The lead defendant in the spy case, Gerardo Hernández, is
specifically charged with conspiracy to commit murder by
allegedly giving Cuba the flight plan of the Brothers planes.
Also flying Saturday were Aurelio Hurtado De Mendoza, who
flew with Basulto, and Billy Schuss, Raul Martínez and
Guillermo Lares, an Argentine volunteer.
Two Federal Aviation Administration inspectors, Daniel
Castro and Mark Hemmerle, checked out the planes and
passed all three. They stood to one side to watch the aircraft
take off and head west toward the Everglades, and then
south to Flamingo and the Florida Keys.
OVER THE STRAITS
A few minutes out over the Straits of Florida, as they left
airspace controlled by Miami and entered airspace
controlled by Cuba, the pilots tried radioing Havana Centro --
Havana air traffic control. Sometimes when Brothers to the
Rescue planes announce themselves the Cubans reply, and
sometimes they do not, Basulto said.
But on Saturday, Havana was quick to acknowledge the
flight. The controller was also quick to warn the pilots that
they were entering a zona peligroso -- a danger zone.
Basulto said Havana claims the zone is used by Cuban
military aircraft for training, ``but they don't have much
money nowadays, and so their planes don't fly much.
Nowadays, the danger zone is for us.''
REPEATED WARNINGS
Both Basulto and his copilot kept a watchful look at the
horizon for hostile aircraft. A haze obscured the Cuban
coast, and clouds also interfered with visibility.
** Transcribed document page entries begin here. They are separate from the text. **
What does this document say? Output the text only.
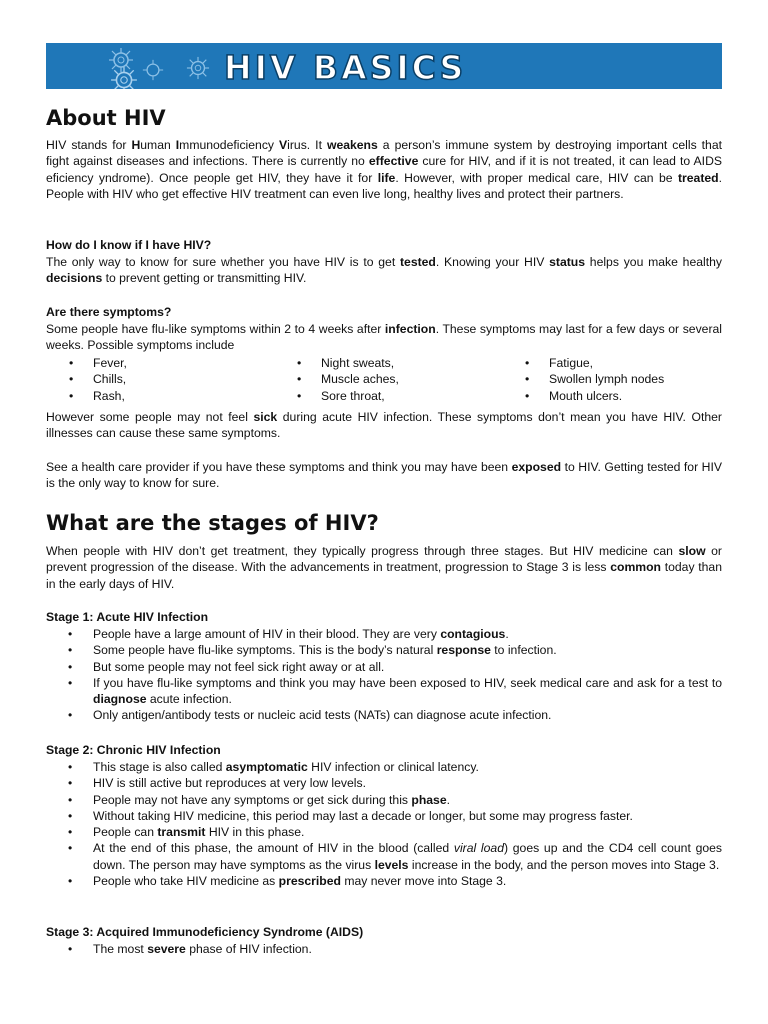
HIV BASICS
About HIV

HIV stands for Human Immunodeficiency Virus. It weakens a person’s immune system by destroying important cells that fight against diseases and infections. There is currently no effective cure for HIV, and if it is not treated, it can lead to AIDS eficiency yndrome). Once people get HIV, they have it for life. However, with proper medical care, HIV can be treated. People with HIV who get effective HIV treatment can even live long, healthy lives and protect their partners.

How do I know if I have HIV?

The only way to know for sure whether you have HIV is to get tested. Knowing your HIV status helps you make healthy decisions to prevent getting or transmitting HIV.

Are there symptoms?

Some people have flu-like symptoms within 2 to 4 weeks after infection. These symptoms may last for a few days or several weeks. Possible symptoms include

• Fever,
• Chills,
• Rash,
• Night sweats,
• Muscle aches,
• Sore throat,
• Fatigue,
• Swollen lymph nodes
• Mouth ulcers.

However some people may not feel sick during acute HIV infection. These symptoms don’t mean you have HIV. Other illnesses can cause these same symptoms.

See a health care provider if you have these symptoms and think you may have been exposed to HIV. Getting tested for HIV is the only way to know for sure.

What are the stages of HIV?

When people with HIV don’t get treatment, they typically progress through three stages. But HIV medicine can slow or prevent progression of the disease. With the advancements in treatment, progression to Stage 3 is less common today than in the early days of HIV.

Stage 1: Acute HIV Infection

• People have a large amount of HIV in their blood. They are very contagious.
• Some people have flu-like symptoms. This is the body’s natural response to infection.
• But some people may not feel sick right away or at all.
• If you have flu-like symptoms and think you may have been exposed to HIV, seek medical care and ask for a test to diagnose acute infection.
• Only antigen/antibody tests or nucleic acid tests (NATs) can diagnose acute infection.

Stage 2: Chronic HIV Infection

• This stage is also called asymptomatic HIV infection or clinical latency.
• HIV is still active but reproduces at very low levels.
• People may not have any symptoms or get sick during this phase.
• Without taking HIV medicine, this period may last a decade or longer, but some may progress faster.
• People can transmit HIV in this phase.
• At the end of this phase, the amount of HIV in the blood (called viral load) goes up and the CD4 cell count goes down. The person may have symptoms as the virus levels increase in the body, and the person moves into Stage 3.
• People who take HIV medicine as prescribed may never move into Stage 3.

Stage 3: Acquired Immunodeficiency Syndrome (AIDS)

• The most severe phase of HIV infection.
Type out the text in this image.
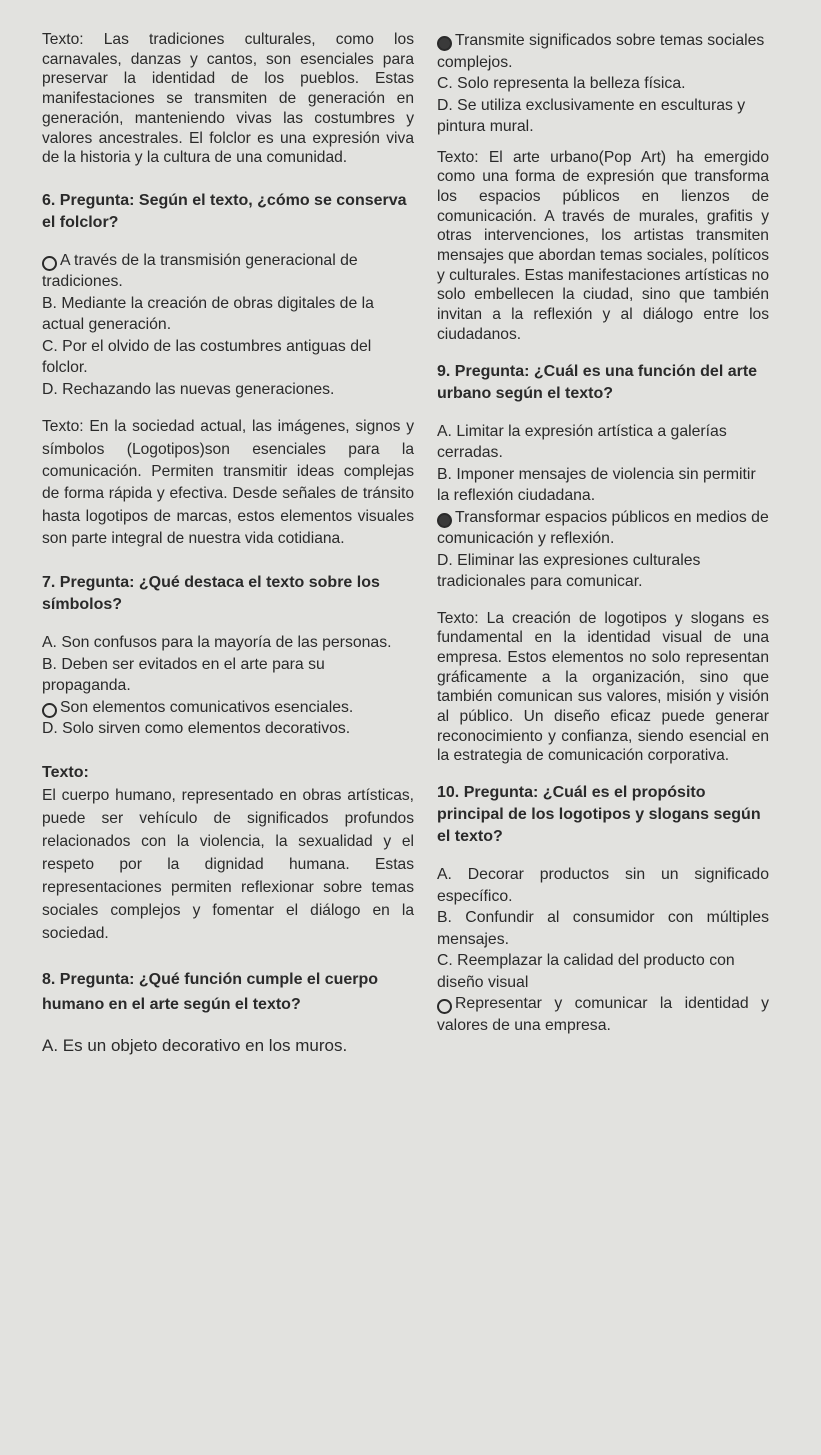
Texto: Las tradiciones culturales, como los carnavales, danzas y cantos, son esenciales para preservar la identidad de los pueblos. Estas manifestaciones se transmiten de generación en generación, manteniendo vivas las costumbres y valores ancestrales. El folclor es una expresión viva de la historia y la cultura de una comunidad.

6. Pregunta: Según el texto, ¿cómo se conserva el folclor?

A través de la transmisión generacional de tradiciones.

B. Mediante la creación de obras digitales de la actual generación.

C. Por el olvido de las costumbres antiguas del folclor.

D. Rechazando las nuevas generaciones.

Texto: En la sociedad actual, las imágenes, signos y símbolos (Logotipos)son esenciales para la comunicación. Permiten transmitir ideas complejas de forma rápida y efectiva. Desde señales de tránsito hasta logotipos de marcas, estos elementos visuales son parte integral de nuestra vida cotidiana.

7. Pregunta: ¿Qué destaca el texto sobre los símbolos?

A. Son confusos para la mayoría de las personas.

B. Deben ser evitados en el arte para su propaganda.

Son elementos comunicativos esenciales.

D. Solo sirven como elementos decorativos.

Texto:

El cuerpo humano, representado en obras artísticas, puede ser vehículo de significados profundos relacionados con la violencia, la sexualidad y el respeto por la dignidad humana. Estas representaciones permiten reflexionar sobre temas sociales complejos y fomentar el diálogo en la sociedad.

8. Pregunta: ¿Qué función cumple el cuerpo humano en el arte según el texto?

A. Es un objeto decorativo en los muros.

Transmite significados sobre temas sociales complejos.

C. Solo representa la belleza física.

D. Se utiliza exclusivamente en esculturas y pintura mural.

Texto: El arte urbano(Pop Art) ha emergido como una forma de expresión que transforma los espacios públicos en lienzos de comunicación. A través de murales, grafitis y otras intervenciones, los artistas transmiten mensajes que abordan temas sociales, políticos y culturales. Estas manifestaciones artísticas no solo embellecen la ciudad, sino que también invitan a la reflexión y al diálogo entre los ciudadanos.

9. Pregunta: ¿Cuál es una función del arte urbano según el texto?

A. Limitar la expresión artística a galerías cerradas.

B. Imponer mensajes de violencia sin permitir la reflexión ciudadana.

Transformar espacios públicos en medios de comunicación y reflexión.

D. Eliminar las expresiones culturales tradicionales para comunicar.

Texto: La creación de logotipos y slogans es fundamental en la identidad visual de una empresa. Estos elementos no solo representan gráficamente a la organización, sino que también comunican sus valores, misión y visión al público. Un diseño eficaz puede generar reconocimiento y confianza, siendo esencial en la estrategia de comunicación corporativa.

10. Pregunta: ¿Cuál es el propósito principal de los logotipos y slogans según el texto?

A. Decorar productos sin un significado específico.

B. Confundir al consumidor con múltiples mensajes.

C. Reemplazar la calidad del producto con diseño visual

Representar y comunicar la identidad y valores de una empresa.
But other
than the repeated warnings from Havana -- very much like
the warnings issued five years ago before the missiles were
fired -- no threat materialized.
The aircraft circled at 500 feet over Martyr's Point.
Basulto recited the names of the dead fliers over the radio,
meaning that the Havana controllers got the message, too.
The operator admonished him for using the radio frequency --
also used by commercial airliners landing at Havana's Jose
Martí International Airport -- for the ceremony.
But Havana was courteous, even after Basulto declared that
his friends had been ``murdered'' and appealed for ``justice
for this crime.''
Bringing Fidel Castro and other Cuban officials to trial for the
death of the pilots is an aim of both Basulto and the
relatives.
Before the fight took off, Basulto said Gov. Jeb Bush -- who
was in Miami on Saturday to talk with members of the
Cuban community -- had agreed to deliver a letter from Eva
Barbas to the governor's brother, President Bush. The letter,
he said, asks the president to indict the Cuban leader, who
Basulto claims gave the order to shoot down the planes.